In the case of early immunologic implantation failure, it is possible that rejection occurs at the time that the embryo attaches to the uterine wall. These patients may have been pregnant before, but in most instances, the pregnancies may have been undetected. In the case of the latter (late implantation failure), poor implantation may result in a miscarriage. It is not certain whether APA themselves cause implantation failure, although it’s plausible. They could be markers pointing to those women who are at increased risk of immunologic implantation failure.

Additionally, early miscarriages may be due to chromosomally abnormal embryos, whereas late miscarriages (more than 7 weeks gestation) may be due to the presence of APA.

Treatment of antiphospholipid syndrome

Selective immunomodulation with steroids along with heparin and aspirin and/or Intravenous Immunoglobulin G (IVIG) or Intralipid may effectively counter immunologic implantation failure and may lead to successful pregnancies in women who have APA and/or increased NK cell cytotoxicity.

Oral steroid treatment along with aspirin and heparin use may be helpful in women with antiphospholipid syndrome and decrease the risk of having a miscarriage.

Emphasis has been on the uterine lining without paying too much attention to the most important and determining variable in pregnancy outcome, which is the chromosomal makeup of the embryo.
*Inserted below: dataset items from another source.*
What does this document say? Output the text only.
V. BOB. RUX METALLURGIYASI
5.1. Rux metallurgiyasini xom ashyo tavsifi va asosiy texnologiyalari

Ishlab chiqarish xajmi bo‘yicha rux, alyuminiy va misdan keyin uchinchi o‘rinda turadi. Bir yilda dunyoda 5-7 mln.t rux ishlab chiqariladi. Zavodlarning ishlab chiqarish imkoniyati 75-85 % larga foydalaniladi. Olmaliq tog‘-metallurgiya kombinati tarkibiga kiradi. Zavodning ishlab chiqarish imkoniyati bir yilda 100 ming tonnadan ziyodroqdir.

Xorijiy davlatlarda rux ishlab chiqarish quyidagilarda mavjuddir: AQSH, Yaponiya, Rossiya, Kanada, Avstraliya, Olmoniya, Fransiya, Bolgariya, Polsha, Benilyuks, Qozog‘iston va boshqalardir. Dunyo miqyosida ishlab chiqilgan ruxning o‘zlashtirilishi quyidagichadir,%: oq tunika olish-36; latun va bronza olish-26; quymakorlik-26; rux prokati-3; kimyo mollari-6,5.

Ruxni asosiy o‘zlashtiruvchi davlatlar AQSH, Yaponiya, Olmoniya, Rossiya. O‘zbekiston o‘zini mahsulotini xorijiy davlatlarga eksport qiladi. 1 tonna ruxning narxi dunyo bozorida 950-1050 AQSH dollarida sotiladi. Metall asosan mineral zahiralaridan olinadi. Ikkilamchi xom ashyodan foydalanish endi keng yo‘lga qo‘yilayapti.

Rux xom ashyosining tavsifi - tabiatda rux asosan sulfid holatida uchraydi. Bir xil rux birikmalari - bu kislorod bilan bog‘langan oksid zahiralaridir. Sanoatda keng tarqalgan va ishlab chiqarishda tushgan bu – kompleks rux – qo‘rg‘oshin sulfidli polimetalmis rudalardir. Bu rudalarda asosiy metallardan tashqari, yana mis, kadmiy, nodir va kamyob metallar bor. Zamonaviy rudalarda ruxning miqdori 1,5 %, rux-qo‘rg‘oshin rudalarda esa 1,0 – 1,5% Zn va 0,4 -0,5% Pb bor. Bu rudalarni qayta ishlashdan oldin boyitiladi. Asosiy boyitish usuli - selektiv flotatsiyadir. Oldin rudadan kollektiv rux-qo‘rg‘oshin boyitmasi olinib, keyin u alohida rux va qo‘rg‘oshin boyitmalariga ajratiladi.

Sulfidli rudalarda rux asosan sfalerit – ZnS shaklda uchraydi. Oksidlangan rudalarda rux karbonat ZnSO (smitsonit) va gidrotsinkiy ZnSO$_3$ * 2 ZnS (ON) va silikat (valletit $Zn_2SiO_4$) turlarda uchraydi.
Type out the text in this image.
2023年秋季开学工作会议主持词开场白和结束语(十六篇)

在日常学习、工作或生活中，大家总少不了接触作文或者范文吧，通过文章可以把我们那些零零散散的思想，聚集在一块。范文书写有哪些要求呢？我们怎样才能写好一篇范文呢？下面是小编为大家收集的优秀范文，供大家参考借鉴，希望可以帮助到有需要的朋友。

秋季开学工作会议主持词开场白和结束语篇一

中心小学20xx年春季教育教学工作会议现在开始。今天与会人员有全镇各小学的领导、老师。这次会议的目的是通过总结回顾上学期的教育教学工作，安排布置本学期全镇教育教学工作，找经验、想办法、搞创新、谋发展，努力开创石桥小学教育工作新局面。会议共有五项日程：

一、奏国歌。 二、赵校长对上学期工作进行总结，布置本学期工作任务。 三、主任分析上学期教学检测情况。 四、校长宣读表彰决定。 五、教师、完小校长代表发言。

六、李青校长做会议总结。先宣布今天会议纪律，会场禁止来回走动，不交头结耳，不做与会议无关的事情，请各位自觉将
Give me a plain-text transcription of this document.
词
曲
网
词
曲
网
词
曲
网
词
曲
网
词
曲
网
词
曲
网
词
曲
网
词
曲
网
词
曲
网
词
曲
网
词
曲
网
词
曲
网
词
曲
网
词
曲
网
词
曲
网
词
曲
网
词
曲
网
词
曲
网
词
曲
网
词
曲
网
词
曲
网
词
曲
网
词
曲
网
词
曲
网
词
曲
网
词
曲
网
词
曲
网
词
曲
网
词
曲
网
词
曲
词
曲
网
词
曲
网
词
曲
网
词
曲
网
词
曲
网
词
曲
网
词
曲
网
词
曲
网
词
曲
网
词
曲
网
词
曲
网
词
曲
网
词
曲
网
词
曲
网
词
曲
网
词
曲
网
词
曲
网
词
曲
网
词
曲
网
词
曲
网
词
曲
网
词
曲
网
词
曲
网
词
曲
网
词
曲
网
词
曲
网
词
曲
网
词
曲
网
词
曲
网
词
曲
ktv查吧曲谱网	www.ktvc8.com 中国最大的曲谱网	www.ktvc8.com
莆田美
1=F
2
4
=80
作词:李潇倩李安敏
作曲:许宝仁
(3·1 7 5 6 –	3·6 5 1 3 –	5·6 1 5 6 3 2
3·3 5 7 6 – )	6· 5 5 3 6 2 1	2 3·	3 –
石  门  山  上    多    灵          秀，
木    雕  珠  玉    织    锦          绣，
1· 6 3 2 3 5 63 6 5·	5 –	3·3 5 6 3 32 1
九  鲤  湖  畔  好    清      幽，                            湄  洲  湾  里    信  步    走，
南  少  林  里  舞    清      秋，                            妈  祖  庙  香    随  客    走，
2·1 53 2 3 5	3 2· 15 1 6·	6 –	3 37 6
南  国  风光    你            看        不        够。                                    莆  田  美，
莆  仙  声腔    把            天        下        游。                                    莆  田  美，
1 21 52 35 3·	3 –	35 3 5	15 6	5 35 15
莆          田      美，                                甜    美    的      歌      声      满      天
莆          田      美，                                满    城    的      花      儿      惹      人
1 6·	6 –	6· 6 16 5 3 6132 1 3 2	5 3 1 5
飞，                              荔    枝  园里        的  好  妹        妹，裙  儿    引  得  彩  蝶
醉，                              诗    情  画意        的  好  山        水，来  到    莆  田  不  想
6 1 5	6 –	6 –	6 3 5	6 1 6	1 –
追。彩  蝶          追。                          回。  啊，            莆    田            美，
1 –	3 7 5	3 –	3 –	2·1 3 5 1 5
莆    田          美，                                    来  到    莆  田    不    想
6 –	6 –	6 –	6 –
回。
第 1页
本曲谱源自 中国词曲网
Based on the most recent genetic test available for chromosome testing of embryos called CGH, pregnancy rates are significantly increased and the risk of miscarriage is significantly decreased when CGH-normal (chromosomally normal) embryos are transferred into the uterus.

Altered Peritoneal Environment

Women with endometriosis may have an inflammatory reaction in the pelvis that may result in the release of toxic substances and activation of specific white cells.

These toxins may reduce the natural fertilization potential of the sperm as well as the egg.

In vitro fertilization (IVF) treatment involves aspirating the eggs before they are released from the ovary during the process of ovulation and prevents exposure to endometriosis-related toxins. It is possible that once the eggs are released into the pelvis they are exposed to various toxins and inflammatory cells and this may be the case for sperm as well.